All of these process copper scrap and concentrates, typically to produce blister copper of 98-99% copper content, which is an intermediate product used in cathode production.
The five smelters have combined primary smelting capacity for 375,000 tonnes per year of blister copper, according to data seen by Fastmarkets.
This is roughly equivalent to processing capacity for 1.5 million tpy of copper concentrates. Nonetheless, the operations have been running at reduced capacity this year.
The closures came at a time when key sources of smelter revenue - such as concentrate treatment charges (TCs), copper prices, cathode premiums and sulfuric acid prices - were at multi-year lows, putting further strain on margins.
“The big smelters might achieve a TC level [in the range] of $50s [per tonne] but we could only get $40s [per tonne]. Small smelters like us are facing very tough times,” a source familiar with a closed operation said.
In late August, Fastmarkets’ copper concentrates TC index, cif Asia Pacific, dropped to $49.20 per tonne/4.92 cents per lb, the lowest level since it was launched in 2013, before rebounding slightly in the past few weeks. It was assessed on Friday September 20 at $50.8 per tonne/5.08 cents per lb.
The capacity taken off the market was small compared with China’s total copper production of 8.9 million tonnes in 2018.
Nevertheless, the shutdowns show how copper processors are being squeezed between weaker global demand for copper and a concentrates market in which market terms are at their least favorable for buyers in more than five years.
The closures, particularly among small-scale smelters, could be the start of a longer-term trend, BMO Capital Markets’ director of commodities research, Colin Hamilton, told Fastmarkets.
“They’re now looking at a period when TCs are going to be low for a while, and for the big guys to settle at that level is pointing the smaller guys into a lower market,” Hamilton said. “Less-efficient smelters will be struggling where we are on a spot [market] basis.”
Despite this, China’s stricter anti-pollution policy has set a higher barrier for the smelting business. For instance, Kaitong was fined by the Yunnan regional government for improper treatment of dust and sewage that contained metals, according to an official statement in May 2019.
For some observers, the struggles faced by such private firms was an example of a contradictory rhetoric for the Chinese copper industry, given that smelters operated by state-owned enterprises (SOEs) carried on with ambitious expansion plans despite adverse market conditions.
Contrast to expansion of state-owned smelters
Daye Nonferrous, one of China’s largest copper smelters, recently decided to go ahead with construction of a 400,000-tpy ‘double flash’ smelter, scheduled to be complete by the end of 2020.
The Daye construction will be the latest addition to copper-smelting capacity since the debuts of Chinalco’s 400,000-tpy Ningde smelter and 400,000-tpy Chifeng smelter, and Guangxi’s 300,000-tpy Nanguo facility, which all commenced operations in the past 12 months.
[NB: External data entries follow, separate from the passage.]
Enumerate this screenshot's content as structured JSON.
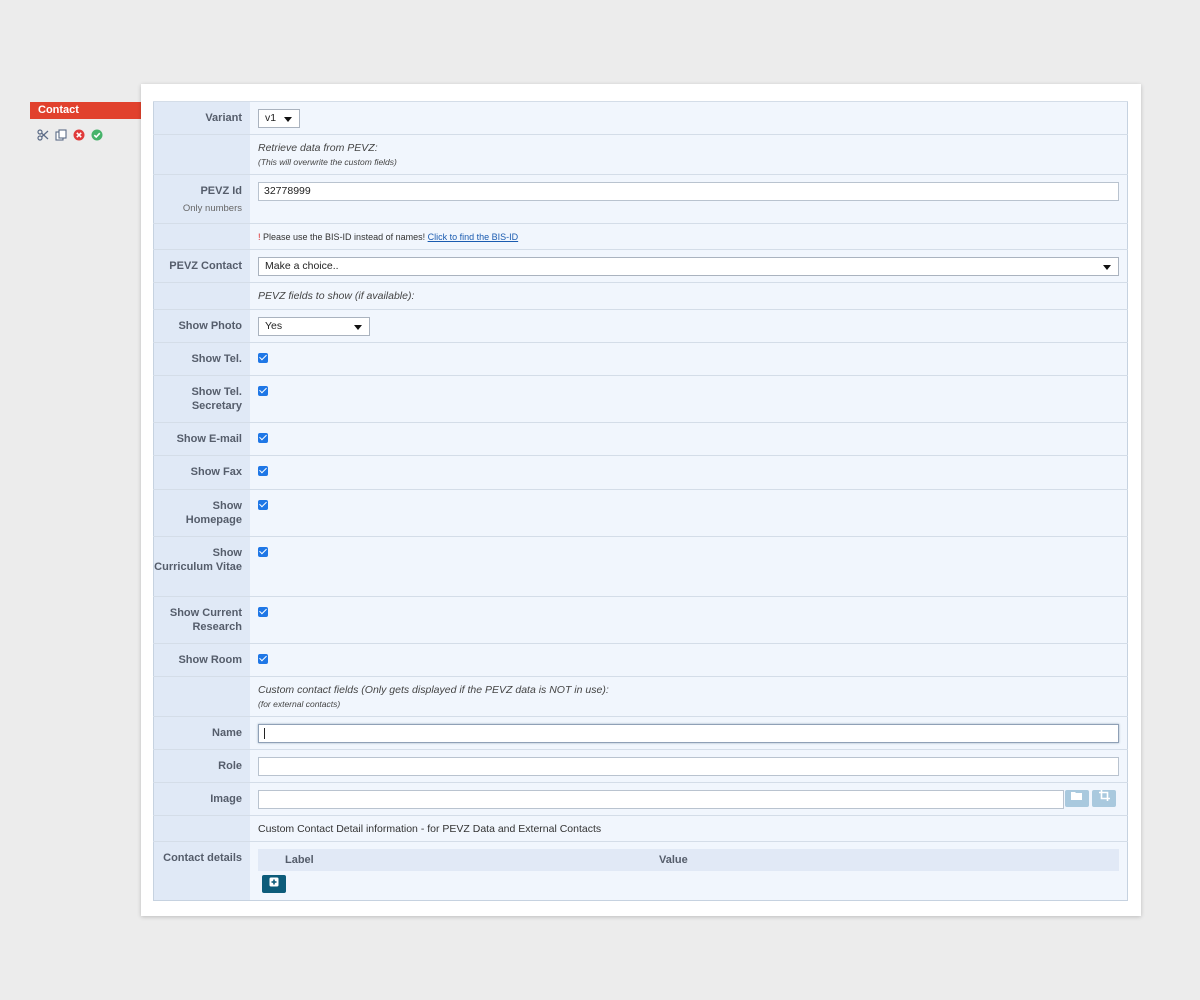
{
  "sidebar": {
    "tag_label": "Contact",
    "tools": [
      "scissors-icon",
      "copy-icon",
      "delete-icon",
      "confirm-icon"
    ]
  },
  "form": {
    "variant": {
      "label": "Variant",
      "value": "v1"
    },
    "retrieve": {
      "line1": "Retrieve data from PEVZ:",
      "line2": "(This will overwrite the custom fields)"
    },
    "pevz_id": {
      "label": "PEVZ Id",
      "hint": "Only numbers",
      "value": "32778999"
    },
    "warning": {
      "bang": "!",
      "text": " Please use the BIS-ID instead of names! ",
      "link": "Click to find the BIS-ID"
    },
    "pevz_contact": {
      "label": "PEVZ Contact",
      "value": "Make a choice.."
    },
    "pevz_fields_note": "PEVZ fields to show (if available):",
    "show_photo": {
      "label": "Show Photo",
      "value": "Yes"
    },
    "checkboxes": [
      {
        "label": "Show Tel.",
        "checked": true
      },
      {
        "label": "Show Tel. Secretary",
        "checked": true
      },
      {
        "label": "Show E-mail",
        "checked": true
      },
      {
        "label": "Show Fax",
        "checked": true
      },
      {
        "label": "Show Homepage",
        "checked": true
      },
      {
        "label": "Show Curriculum Vitae",
        "checked": true
      },
      {
        "label": "Show Current Research",
        "checked": true
      },
      {
        "label": "Show Room",
        "checked": true
      }
    ],
    "custom_note": {
      "line1": "Custom contact fields (Only gets displayed if the PEVZ data is NOT in use):",
      "line2": "(for external contacts)"
    },
    "name": {
      "label": "Name",
      "value": ""
    },
    "role": {
      "label": "Role",
      "value": ""
    },
    "image": {
      "label": "Image",
      "value": ""
    },
    "detail_note": "Custom Contact Detail information - for PEVZ Data and External Contacts",
    "contact_details": {
      "label": "Contact details",
      "col_label": "Label",
      "col_value": "Value"
    }
  }
}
The ambitious expansion of SOEs and the shrinking businesses of their smaller peers, a de-facto industry consolidation, is already taking place. The increased presence of large operations, which are more likely to procure material from overseas, could mean a growing appetite in China for imported copper concentrates.
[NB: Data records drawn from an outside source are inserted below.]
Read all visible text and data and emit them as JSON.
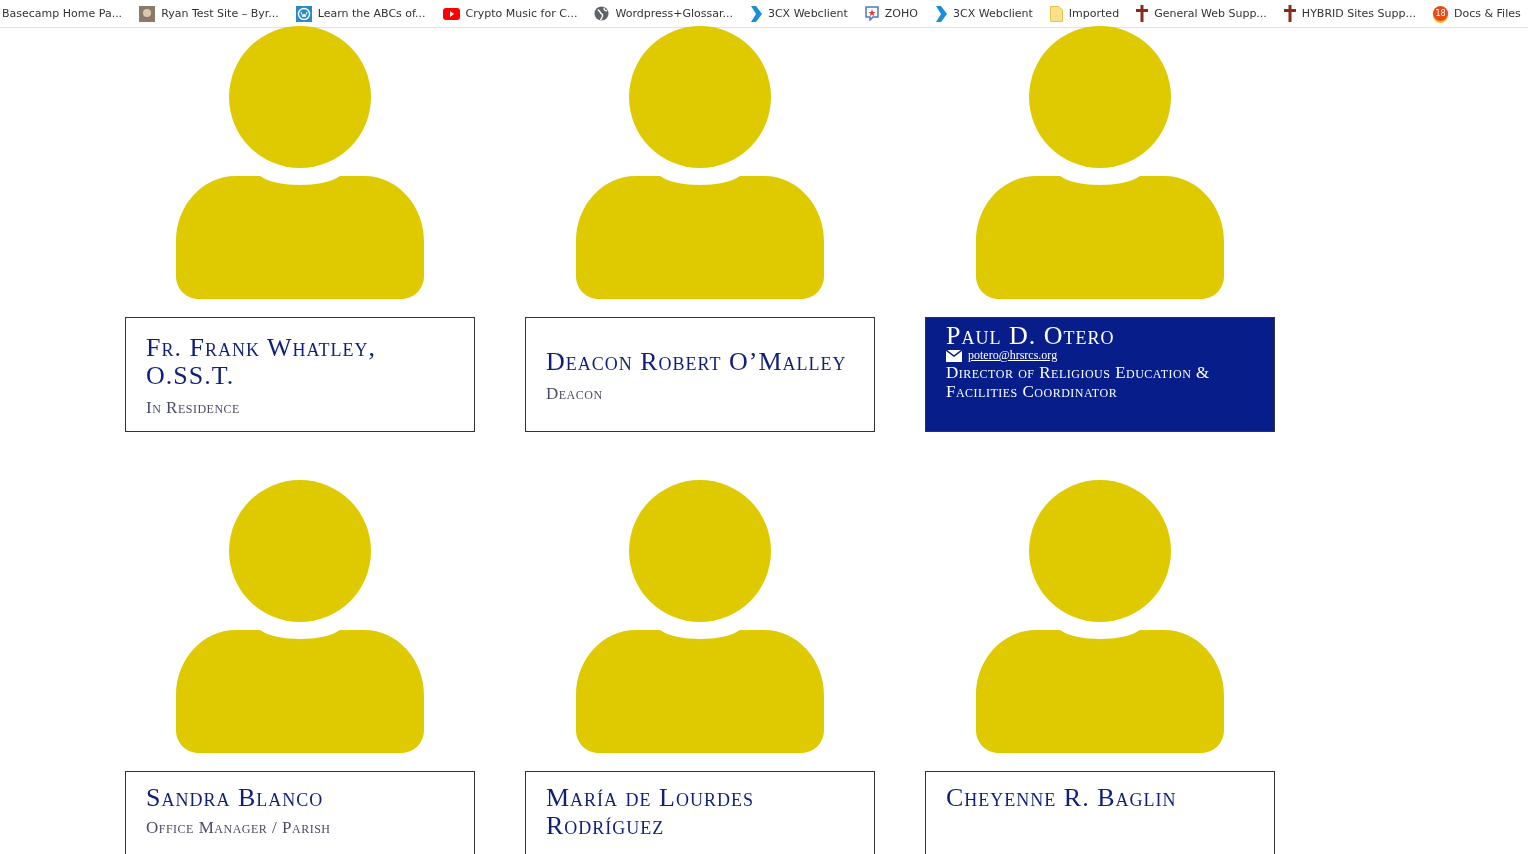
{
  "bookmarks": [
    {
      "label": "Basecamp Home Pa...",
      "kind": "plain"
    },
    {
      "label": "Ryan Test Site – Byr...",
      "kind": "photo"
    },
    {
      "label": "Learn the ABCs of...",
      "kind": "wordpress"
    },
    {
      "label": "Crypto Music for C...",
      "kind": "video"
    },
    {
      "label": "Wordpress+Glossar...",
      "kind": "globe"
    },
    {
      "label": "3CX Webclient",
      "kind": "chevron"
    },
    {
      "label": "ZOHO",
      "kind": "chat"
    },
    {
      "label": "3CX Webclient",
      "kind": "chevron"
    },
    {
      "label": "Imported",
      "kind": "folder"
    },
    {
      "label": "General Web Supp...",
      "kind": "cross"
    },
    {
      "label": "HYBRID Sites Supp...",
      "kind": "cross"
    },
    {
      "label": "Docs & Files",
      "kind": "badge",
      "badge": "18"
    }
  ],
  "staff": [
    {
      "name": "Fr. Frank Whatley, O.SS.T.",
      "role": "In Residence",
      "selected": false
    },
    {
      "name": "Deacon Robert O’Malley",
      "role": "Deacon",
      "selected": false
    },
    {
      "name": "Paul D. Otero",
      "role": "Director of Religious Education & Facilities Coordinator",
      "email": "potero@hrsrcs.org",
      "selected": true
    },
    {
      "name": "Sandra Blanco",
      "role": "Office Manager / Parish",
      "selected": false
    },
    {
      "name": "María de Lourdes Rodríguez",
      "selected": false
    },
    {
      "name": "Cheyenne R. Baglin",
      "selected": false
    }
  ]
}
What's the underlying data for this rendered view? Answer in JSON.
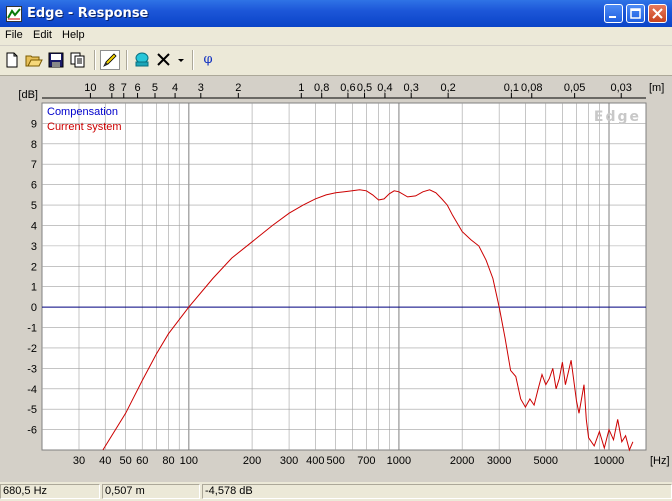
{
  "window": {
    "title": "Edge - Response"
  },
  "menu": [
    "File",
    "Edit",
    "Help"
  ],
  "toolbar": {
    "phase_label": "φ"
  },
  "status": {
    "frequency": "680,5 Hz",
    "distance": "0,507 m",
    "level": "-4,578 dB"
  },
  "colors": {
    "compensation": "#0000cc",
    "current_system": "#cc0000",
    "grid": "#a0a0a0",
    "zero_line": "#000080",
    "plot_bg": "#ffffff"
  },
  "chart_data": {
    "type": "line",
    "watermark": "Edge",
    "xscale": "log",
    "x_unit_label": "[Hz]",
    "x2_unit_label": "[m]",
    "y_unit_label": "[dB]",
    "xlim": [
      20,
      15000
    ],
    "ylim": [
      -7,
      10
    ],
    "yticks": [
      9,
      8,
      7,
      6,
      5,
      4,
      3,
      2,
      1,
      0,
      -1,
      -2,
      -3,
      -4,
      -5,
      -6
    ],
    "xticks": [
      {
        "v": 30,
        "label": "30"
      },
      {
        "v": 40,
        "label": "40"
      },
      {
        "v": 50,
        "label": "50"
      },
      {
        "v": 60,
        "label": "60"
      },
      {
        "v": 80,
        "label": "80"
      },
      {
        "v": 100,
        "label": "100"
      },
      {
        "v": 200,
        "label": "200"
      },
      {
        "v": 300,
        "label": "300"
      },
      {
        "v": 400,
        "label": "400"
      },
      {
        "v": 500,
        "label": "500"
      },
      {
        "v": 700,
        "label": "700"
      },
      {
        "v": 1000,
        "label": "1000"
      },
      {
        "v": 2000,
        "label": "2000"
      },
      {
        "v": 3000,
        "label": "3000"
      },
      {
        "v": 5000,
        "label": "5000"
      },
      {
        "v": 10000,
        "label": "10000"
      }
    ],
    "x2ticks": [
      {
        "label": "10",
        "f": 34
      },
      {
        "label": "8",
        "f": 43
      },
      {
        "label": "7",
        "f": 49
      },
      {
        "label": "6",
        "f": 57
      },
      {
        "label": "5",
        "f": 69
      },
      {
        "label": "4",
        "f": 86
      },
      {
        "label": "3",
        "f": 114
      },
      {
        "label": "2",
        "f": 172
      },
      {
        "label": "1",
        "f": 343
      },
      {
        "label": "0,8",
        "f": 429
      },
      {
        "label": "0,6",
        "f": 572
      },
      {
        "label": "0,5",
        "f": 686
      },
      {
        "label": "0,4",
        "f": 858
      },
      {
        "label": "0,3",
        "f": 1144
      },
      {
        "label": "0,2",
        "f": 1715
      },
      {
        "label": "0,1",
        "f": 3430
      },
      {
        "label": "0,08",
        "f": 4288
      },
      {
        "label": "0,05",
        "f": 6860
      },
      {
        "label": "0,03",
        "f": 11433
      }
    ],
    "series": [
      {
        "name": "Compensation",
        "x": [],
        "y": []
      },
      {
        "name": "Current system",
        "x": [
          39,
          50,
          60,
          70,
          80,
          100,
          130,
          160,
          200,
          250,
          300,
          350,
          400,
          450,
          500,
          550,
          600,
          650,
          700,
          750,
          800,
          850,
          900,
          950,
          1000,
          1100,
          1200,
          1300,
          1400,
          1500,
          1600,
          1700,
          1800,
          2000,
          2200,
          2400,
          2600,
          2800,
          3000,
          3200,
          3400,
          3600,
          3800,
          4000,
          4200,
          4400,
          4600,
          4800,
          5000,
          5200,
          5400,
          5600,
          5800,
          6000,
          6200,
          6400,
          6600,
          6800,
          7000,
          7200,
          7400,
          7600,
          7800,
          8000,
          8500,
          9000,
          9500,
          10000,
          10500,
          11000,
          11500,
          12000,
          12500,
          13000
        ],
        "y": [
          -7.0,
          -5.2,
          -3.6,
          -2.3,
          -1.3,
          0.0,
          1.4,
          2.4,
          3.2,
          4.0,
          4.6,
          5.0,
          5.3,
          5.5,
          5.6,
          5.65,
          5.7,
          5.75,
          5.7,
          5.5,
          5.25,
          5.3,
          5.55,
          5.7,
          5.65,
          5.4,
          5.45,
          5.65,
          5.75,
          5.6,
          5.3,
          5.0,
          4.5,
          3.7,
          3.3,
          3.0,
          2.3,
          1.4,
          0.0,
          -1.5,
          -3.1,
          -3.4,
          -4.5,
          -4.9,
          -4.5,
          -4.8,
          -4.0,
          -3.3,
          -3.8,
          -3.5,
          -3.0,
          -4.0,
          -3.5,
          -2.7,
          -3.8,
          -3.2,
          -2.6,
          -3.6,
          -4.6,
          -5.2,
          -4.5,
          -3.8,
          -5.5,
          -6.4,
          -6.8,
          -6.1,
          -6.9,
          -6.0,
          -6.5,
          -5.5,
          -6.6,
          -6.3,
          -7.0,
          -6.6
        ]
      }
    ],
    "legend_position": "top-left"
  }
}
In July this year, at least four months earlier than was expected, Chilean copper miner Antofagasta agreed a concentrate supply deal with China’s two largest copper smelters, Jiangxi Copper and Tongling Nonferrous, as Fastmarkets reported at the time.
The unusually early deal pointed to the rising bargaining power of sellers at a time of tight supply expectation.
Antofagasta signed for parts of next year with the TCs paid to smelters for the processing of concentrates set at $65-68 per tonne/6.5-6.8 cents per lb in China and Japan. This was significantly lower than last year’s benchmark price of $80.8 per tonne/8.08 cents per lb.